What Kennedy and his allies in the MAGA movement are objecting to stems from the federal government’s efforts to combat lies on the internet, or honest mistakes that can wind up killing people. Like the characters who warned that the Covid vaccine was dangerous, or that it just didn’t work.

Lots of scared people bought that stuff, especially conservatives. That’s one reason Republicans were 50 percent more likely than Democrats to die of Covid, according to the National Institutes of Health. It was a public health imperative to combat the disinformation.

But two red states – Missouri and Louisianna – filed suit, arguing that the Biden administration’s contact with social media companies amounted to censorship, and a Court of Appeals based in New Orleans agreed last year, ordering the administration to stop those contacts. The Supreme Court put a temporary hold on that order and heard arguments on the merits two weeks ago.

Over and over, the justices asked the plaintiffs to point to the actual censorship, rather than old-fashioned jawboning. Brett Kavanaugh, a Trump appointee, compared it to government exchanges with newspapers, which he described as a valuable dialogue that does not violate the First Amendment.

A lawyer for the Biden administration, Brian Fletcher, pointed out that the social media companies often told the Biden crew to pound salt. Where were the censorship cops then?

“These were sophisticated parties,” he said. “They routinely said no to the government. They weren’t open about it. They didn’t hesitate to do it. And when they said no to the government, the government never engaged in any sort of retaliation.”

The red states argued that repeated and urgent requests from the Biden administration, along with their suggestions that new regulations might be needed to combat disinformation, amounted to coercion. Only one or two justices seemed sympathetic, according to most reports.

Maybe it’s because I’ve practiced journalism in Jersey all my life, but I can’t imagine that even this Court will buy the argument that a tough talk amounts to censorship. The plaintiffs sound like a bunch of whiny creampuffs.

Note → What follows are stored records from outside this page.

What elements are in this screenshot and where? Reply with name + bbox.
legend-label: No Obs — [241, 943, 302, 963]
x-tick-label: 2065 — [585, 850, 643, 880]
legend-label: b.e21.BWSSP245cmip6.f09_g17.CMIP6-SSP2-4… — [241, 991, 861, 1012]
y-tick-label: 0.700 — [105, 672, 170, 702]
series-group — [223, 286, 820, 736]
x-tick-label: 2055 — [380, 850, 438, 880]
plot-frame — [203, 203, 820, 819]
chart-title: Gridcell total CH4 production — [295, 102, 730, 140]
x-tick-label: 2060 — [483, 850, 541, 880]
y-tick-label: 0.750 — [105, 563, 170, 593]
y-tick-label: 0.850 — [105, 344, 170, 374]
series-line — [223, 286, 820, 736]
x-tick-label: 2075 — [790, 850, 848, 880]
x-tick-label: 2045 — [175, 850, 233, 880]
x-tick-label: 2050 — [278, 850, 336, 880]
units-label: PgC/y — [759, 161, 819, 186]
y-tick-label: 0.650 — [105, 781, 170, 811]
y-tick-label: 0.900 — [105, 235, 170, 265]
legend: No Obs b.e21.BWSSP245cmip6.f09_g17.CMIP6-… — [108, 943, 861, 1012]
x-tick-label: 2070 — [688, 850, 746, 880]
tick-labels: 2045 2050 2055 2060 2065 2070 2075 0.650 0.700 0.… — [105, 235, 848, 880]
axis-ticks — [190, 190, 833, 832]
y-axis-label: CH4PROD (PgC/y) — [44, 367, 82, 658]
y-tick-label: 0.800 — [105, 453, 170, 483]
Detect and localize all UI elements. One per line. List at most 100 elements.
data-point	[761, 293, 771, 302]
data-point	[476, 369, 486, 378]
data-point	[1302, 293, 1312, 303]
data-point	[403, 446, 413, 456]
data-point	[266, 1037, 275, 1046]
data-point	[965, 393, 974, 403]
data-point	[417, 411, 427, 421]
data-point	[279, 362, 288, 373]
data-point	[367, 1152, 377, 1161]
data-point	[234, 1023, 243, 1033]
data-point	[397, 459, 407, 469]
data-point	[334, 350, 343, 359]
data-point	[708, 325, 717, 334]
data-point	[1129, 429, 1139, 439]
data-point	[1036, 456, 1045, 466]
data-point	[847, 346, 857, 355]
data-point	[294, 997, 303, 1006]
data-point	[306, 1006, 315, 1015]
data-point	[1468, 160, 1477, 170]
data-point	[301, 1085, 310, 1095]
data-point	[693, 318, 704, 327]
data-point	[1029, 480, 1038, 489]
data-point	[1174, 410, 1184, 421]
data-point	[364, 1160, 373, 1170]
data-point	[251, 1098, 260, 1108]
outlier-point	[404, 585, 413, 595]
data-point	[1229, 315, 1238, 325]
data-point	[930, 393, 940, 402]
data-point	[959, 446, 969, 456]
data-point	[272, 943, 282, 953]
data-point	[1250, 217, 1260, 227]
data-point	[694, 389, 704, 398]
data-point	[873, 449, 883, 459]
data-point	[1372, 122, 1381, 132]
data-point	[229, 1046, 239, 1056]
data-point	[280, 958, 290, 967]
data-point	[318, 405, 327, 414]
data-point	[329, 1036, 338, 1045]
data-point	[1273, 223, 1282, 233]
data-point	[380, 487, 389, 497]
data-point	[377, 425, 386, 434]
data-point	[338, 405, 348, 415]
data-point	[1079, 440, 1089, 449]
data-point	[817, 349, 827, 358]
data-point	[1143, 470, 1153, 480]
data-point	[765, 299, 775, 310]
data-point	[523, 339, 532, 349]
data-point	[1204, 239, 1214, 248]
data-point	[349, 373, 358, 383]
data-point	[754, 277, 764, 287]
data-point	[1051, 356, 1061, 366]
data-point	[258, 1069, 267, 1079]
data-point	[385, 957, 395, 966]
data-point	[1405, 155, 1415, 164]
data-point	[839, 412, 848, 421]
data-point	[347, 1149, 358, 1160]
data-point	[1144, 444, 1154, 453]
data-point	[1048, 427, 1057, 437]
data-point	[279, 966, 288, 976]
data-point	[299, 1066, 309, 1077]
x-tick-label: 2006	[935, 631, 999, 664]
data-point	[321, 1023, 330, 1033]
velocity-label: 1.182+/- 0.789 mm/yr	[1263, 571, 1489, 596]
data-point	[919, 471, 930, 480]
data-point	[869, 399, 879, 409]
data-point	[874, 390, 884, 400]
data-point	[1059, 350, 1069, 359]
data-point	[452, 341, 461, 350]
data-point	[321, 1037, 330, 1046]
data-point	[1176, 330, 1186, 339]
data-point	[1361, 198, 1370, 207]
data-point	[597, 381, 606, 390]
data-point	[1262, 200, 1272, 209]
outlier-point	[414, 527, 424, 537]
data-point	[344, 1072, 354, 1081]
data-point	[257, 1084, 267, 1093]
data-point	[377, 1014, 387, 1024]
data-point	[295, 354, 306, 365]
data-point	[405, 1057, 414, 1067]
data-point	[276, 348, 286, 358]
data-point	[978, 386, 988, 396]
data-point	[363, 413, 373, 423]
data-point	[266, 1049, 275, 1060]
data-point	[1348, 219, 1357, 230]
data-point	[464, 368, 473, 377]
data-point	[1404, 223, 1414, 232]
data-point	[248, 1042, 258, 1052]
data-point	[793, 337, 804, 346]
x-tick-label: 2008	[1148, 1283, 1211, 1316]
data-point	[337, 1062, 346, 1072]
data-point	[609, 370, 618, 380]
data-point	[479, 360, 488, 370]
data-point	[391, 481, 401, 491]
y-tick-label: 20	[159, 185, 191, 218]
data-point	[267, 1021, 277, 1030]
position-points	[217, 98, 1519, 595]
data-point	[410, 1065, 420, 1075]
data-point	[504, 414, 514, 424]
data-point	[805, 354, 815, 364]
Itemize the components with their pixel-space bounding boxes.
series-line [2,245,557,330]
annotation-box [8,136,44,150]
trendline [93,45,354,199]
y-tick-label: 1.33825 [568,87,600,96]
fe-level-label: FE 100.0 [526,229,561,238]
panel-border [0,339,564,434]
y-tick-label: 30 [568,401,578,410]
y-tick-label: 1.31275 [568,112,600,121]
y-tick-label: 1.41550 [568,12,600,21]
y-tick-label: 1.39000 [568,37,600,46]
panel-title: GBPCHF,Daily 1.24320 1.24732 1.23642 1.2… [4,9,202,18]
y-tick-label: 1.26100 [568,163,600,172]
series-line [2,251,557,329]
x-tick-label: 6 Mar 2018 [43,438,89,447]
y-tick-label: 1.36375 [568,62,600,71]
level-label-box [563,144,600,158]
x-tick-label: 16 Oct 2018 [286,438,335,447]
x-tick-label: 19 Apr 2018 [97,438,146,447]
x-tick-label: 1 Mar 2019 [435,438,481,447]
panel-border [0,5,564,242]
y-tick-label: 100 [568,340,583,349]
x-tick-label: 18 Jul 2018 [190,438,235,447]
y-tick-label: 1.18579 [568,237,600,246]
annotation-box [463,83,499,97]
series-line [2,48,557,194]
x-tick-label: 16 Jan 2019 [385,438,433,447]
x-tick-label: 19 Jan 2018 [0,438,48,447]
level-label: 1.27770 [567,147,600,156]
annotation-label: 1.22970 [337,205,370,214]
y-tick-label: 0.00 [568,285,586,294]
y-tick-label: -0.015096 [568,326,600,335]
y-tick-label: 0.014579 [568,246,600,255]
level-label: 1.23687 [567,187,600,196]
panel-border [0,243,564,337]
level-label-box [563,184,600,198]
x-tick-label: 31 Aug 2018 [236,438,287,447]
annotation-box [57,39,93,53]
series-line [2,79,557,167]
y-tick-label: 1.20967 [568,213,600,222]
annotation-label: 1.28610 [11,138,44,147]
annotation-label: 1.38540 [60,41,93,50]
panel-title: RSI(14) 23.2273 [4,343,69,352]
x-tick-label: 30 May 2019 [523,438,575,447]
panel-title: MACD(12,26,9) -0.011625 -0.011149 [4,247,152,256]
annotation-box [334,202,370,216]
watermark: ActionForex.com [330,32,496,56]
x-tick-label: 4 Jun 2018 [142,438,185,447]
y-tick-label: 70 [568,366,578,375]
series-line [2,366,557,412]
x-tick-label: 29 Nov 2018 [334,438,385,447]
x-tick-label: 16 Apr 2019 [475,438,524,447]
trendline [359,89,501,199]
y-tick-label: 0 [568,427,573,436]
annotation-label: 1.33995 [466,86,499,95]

What the Biden administration did is contact the social media companies and urge them to either take down the misinformation or put a warning label on it. And I have no doubt those warnings were expressed with urgency, even with screaming and shouting.

But as any journalist can tell you, that is part of this game. I have had the honor of several governors either screaming at me, as Gov. Chris Christie did, or hissing at me, as they all have at one time or another. George Norcross, the iron-fisted boss of South Jersey, was the most colorful of them all. Trust me.

But a politician screaming at a journalist is natural, like a dog chasing a cat. If that scares you into changing your story, you’re in the wrong business.

Which brings us back to Kennedy. This is his first bid for public office, and that tells you something about his judgement, and his arrogance. He calls this censorship because it’s flashy, and it fits his view of the world as a place full of goblins and misanthropes that only he can see. Yeesh.

His own sister, Rory Kennedy, called his campaign “dangerous” recently. “I do worry that Bobby just taking some percentage of votes from Biden could shift the election and lead to Trump’s election,” she said.

It could indeed. But even the Kennedy family can’t penetrate a skull as thick as RFK Jr.’s.